Toward High-resolution Multiscale Simulations of Flows in Heterogeneous Atmospheric Boundary Layers

Ever since large-eddy simulation (LES) methodology was developed to study turbulent flows in the atmosphere (Lilly, 1967; Deardorff, 1970), it has been extensively used for studies of flat plate atmospheric boundary layers under the assumption of horizontal homogeneity. Carefully designed LES of canonical atmospheric boundary layers have contributed significantly to development of better understanding of these flows and their parameterizations in large scale models. These simulations were often carried out using research codes specifically designed and developed for LES of horizontally homogeneous flows. Recent developments in numerical weather prediction models enable multiscale numerical simulations across a wide range of atmospheric scales of motion.
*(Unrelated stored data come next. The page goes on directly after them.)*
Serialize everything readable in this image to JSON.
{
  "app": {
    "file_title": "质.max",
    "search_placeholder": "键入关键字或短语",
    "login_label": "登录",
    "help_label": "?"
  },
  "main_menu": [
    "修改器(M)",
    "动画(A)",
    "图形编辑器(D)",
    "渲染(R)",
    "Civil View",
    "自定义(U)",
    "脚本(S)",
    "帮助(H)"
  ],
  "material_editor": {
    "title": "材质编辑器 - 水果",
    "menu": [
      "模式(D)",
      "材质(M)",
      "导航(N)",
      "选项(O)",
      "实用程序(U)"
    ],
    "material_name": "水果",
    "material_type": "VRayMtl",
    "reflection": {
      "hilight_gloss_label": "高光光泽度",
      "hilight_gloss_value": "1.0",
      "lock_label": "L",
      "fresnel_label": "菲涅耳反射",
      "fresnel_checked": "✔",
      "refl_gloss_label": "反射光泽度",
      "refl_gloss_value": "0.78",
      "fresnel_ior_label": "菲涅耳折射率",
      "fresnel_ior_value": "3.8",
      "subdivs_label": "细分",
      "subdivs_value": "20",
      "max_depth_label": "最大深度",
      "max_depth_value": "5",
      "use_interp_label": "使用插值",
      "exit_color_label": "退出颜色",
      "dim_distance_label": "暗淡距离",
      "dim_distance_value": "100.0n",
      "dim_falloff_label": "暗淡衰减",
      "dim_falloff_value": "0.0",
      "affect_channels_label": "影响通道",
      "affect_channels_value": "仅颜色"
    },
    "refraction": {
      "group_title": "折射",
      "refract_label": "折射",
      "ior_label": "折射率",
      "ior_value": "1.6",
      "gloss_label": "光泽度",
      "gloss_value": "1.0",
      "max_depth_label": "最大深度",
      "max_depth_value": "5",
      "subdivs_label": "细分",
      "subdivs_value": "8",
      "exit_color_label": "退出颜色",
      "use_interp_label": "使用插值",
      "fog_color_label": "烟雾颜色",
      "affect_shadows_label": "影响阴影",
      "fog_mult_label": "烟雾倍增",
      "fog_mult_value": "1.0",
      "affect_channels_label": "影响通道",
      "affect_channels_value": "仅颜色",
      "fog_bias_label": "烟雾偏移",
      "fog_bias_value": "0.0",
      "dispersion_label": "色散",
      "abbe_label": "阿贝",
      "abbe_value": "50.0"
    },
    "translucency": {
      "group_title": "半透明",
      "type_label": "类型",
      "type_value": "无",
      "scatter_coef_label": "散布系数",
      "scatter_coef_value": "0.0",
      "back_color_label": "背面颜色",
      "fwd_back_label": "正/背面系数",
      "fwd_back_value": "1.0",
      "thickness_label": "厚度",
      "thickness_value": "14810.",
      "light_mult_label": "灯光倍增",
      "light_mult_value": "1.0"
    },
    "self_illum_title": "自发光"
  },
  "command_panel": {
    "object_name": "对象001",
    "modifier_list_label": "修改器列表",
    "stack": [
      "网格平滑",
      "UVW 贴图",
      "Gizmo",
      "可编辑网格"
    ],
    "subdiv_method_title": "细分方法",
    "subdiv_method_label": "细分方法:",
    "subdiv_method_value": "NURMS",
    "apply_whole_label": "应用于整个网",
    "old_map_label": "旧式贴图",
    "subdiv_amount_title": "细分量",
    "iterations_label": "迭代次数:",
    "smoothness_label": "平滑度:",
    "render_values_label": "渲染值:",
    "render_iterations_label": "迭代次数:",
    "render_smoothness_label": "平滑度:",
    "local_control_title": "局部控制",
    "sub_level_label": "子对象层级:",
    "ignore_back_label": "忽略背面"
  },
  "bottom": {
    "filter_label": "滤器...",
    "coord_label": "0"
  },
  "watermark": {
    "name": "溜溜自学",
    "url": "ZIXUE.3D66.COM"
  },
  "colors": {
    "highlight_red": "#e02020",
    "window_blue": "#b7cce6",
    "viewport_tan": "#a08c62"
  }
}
Toward a goal of developing a comprehensive multiscale simulation capability for a wide range of applications we are utilizing nesting capability in the Weather Research and Forecasting model. However, achieving accurate multiscale simulations requires: extensive code validation under a range of atmospheric conditions, addressing the question of appropriate lower boundary condition, and development of turbulence models for the range of scales between mesoscales and boundary layer scales (Wyngaard, 2004). Therefore, we start by focusing on validation of nested LES of ABLs using the Weather Research and Forecasting model and present results of several test cases including: complex terrain, heterogeneous surface characteristics and transport and dispersion.